Microfinance expert: justice with loans, credit for the poor
Written by Joanne Griffith Domingue June 24, 2007
Maria Otero touched the hearts of Synod delegates in her speech Saturday afternoon at General Synod 26 as she spoke of the power of microfinance: loaning money to the poor so they can finance their small businesses.
"This is social justice at its core," said the CEO of ACCION International, a nonprofit network in 24 countries that makes small loans to the poor. "The UCC is a church that is guided by a social justice ethic that is rooted in moral clarity. It believes that the gospel is preached even more by doing than by proclaiming."
Otero, named one of the 20 most influential women in the United States in 2005 by Newsweek magazine, lives a life of doing. She tells the story of Sophia, whom she met on her last trip to Africa.
Sophia's husband died 12 years ago. She started a business selling rice to support herself and her children. With her first loan of $50, she bought two 100-kilo bags of rice, repackaged them into smaller bags and sold them in her village.
"Today, many loans later, her business has grown to employ several people, and she sells significant quantities of rice, ground nuts and beans," Otera said. "Sophia is proud of her business?
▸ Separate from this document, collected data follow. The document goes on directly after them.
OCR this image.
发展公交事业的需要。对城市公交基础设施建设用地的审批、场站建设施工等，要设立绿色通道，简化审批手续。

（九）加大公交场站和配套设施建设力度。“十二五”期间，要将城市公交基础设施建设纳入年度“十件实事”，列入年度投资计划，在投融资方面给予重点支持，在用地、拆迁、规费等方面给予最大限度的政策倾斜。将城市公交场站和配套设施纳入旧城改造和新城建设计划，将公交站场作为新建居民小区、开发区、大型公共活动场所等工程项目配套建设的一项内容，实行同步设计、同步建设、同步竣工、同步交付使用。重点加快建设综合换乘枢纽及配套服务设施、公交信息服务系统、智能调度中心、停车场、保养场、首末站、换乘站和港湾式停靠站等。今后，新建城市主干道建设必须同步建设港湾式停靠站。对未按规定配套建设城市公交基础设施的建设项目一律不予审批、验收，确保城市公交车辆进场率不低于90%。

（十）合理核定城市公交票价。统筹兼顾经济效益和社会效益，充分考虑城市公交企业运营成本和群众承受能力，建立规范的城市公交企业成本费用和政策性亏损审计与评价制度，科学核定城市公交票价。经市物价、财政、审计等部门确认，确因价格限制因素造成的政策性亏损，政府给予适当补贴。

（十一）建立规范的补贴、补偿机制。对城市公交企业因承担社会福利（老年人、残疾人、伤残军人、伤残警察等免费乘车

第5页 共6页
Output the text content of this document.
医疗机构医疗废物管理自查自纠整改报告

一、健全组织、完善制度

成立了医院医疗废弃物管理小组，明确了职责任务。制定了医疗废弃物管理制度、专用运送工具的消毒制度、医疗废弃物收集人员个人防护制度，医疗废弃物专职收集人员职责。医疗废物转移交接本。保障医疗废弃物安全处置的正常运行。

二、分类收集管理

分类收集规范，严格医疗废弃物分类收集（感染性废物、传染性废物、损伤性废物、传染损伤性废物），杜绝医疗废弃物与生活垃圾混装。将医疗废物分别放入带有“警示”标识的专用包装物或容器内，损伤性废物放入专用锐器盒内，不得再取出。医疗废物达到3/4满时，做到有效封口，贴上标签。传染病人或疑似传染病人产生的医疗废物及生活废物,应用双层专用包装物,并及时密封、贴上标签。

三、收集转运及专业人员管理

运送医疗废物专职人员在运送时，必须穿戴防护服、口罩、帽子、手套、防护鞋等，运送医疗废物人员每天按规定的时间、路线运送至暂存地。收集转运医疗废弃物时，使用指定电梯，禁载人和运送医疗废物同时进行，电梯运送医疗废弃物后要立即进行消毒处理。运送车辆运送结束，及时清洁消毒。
But her eyes really shine when she talks about her two daughters ? who are at the university."
This seems like a small story, Otera said. "But played out over and over again in markets, slums, barrios and villages around the world, this is a compelling and inspiring story of resolute perseverance; of the power of the human spirit; of the dignity needed to overcome the enduring grasp of poverty.
"Good things can happen when you put small amounts of capital in the hands of poor people," she said.
Otero, 56, a mother of three, was born in La Paz, Bolivia, one of nine children. When she was 12 her family moved to the United States, where her father, a lawyer, came to take a position with the Inter-American Development Bank. Otero has degrees from the University of Maryland and Johns Hopkins University.
After working around the world, Otero decided she wanted to focus on helping women empower themselves through work so they can be leaders in their own lives, she said in an Oct. 24, 2005 article in Newsweek magazine. "ACCION allowed me to realize my dream," she wrote.
ACCION began making micro loans in 1973 in Recife, Brazil, to poor people coming from the country to the city. By 1980 ACCION was in several countries. It created a way to make loans to people with no collateral. They charged interest to cover costs and created incentives to pay back the loans. "Soon we had 1,000s in line waiting to borrow."
Loans average about $600 and 97 percent of those loans have been repaid ? "Something most banks in this country would covet.
"There were plenty of naysayers. They said you can't have banks for the poor. The poor don't pay back. They don't know how to use the money. We proved them wrong," Otero told an audience applauding the good news.
Increasing access helps people see themselves differently.
On a recent trip to Peru, Otero visited some women who had received micro loans in the 1970s to run their own market stands. "They had nothing," Otero said, "only what their husbands had given them." And they had their dreams.
"Here we still are," they told Otero. "They took enormous pride in what they accomplished, with their children. These women no longer consider themselves poor. They have enormous pride. They have lifted themselves up."
Microfinance is a tool that taps into the dignity of every person and helps make a modest dent in the battle against poverty, Otero said. "It is not a panacea, but certainly an approach that is changing the lives of the poor? These women wash God's grace over me."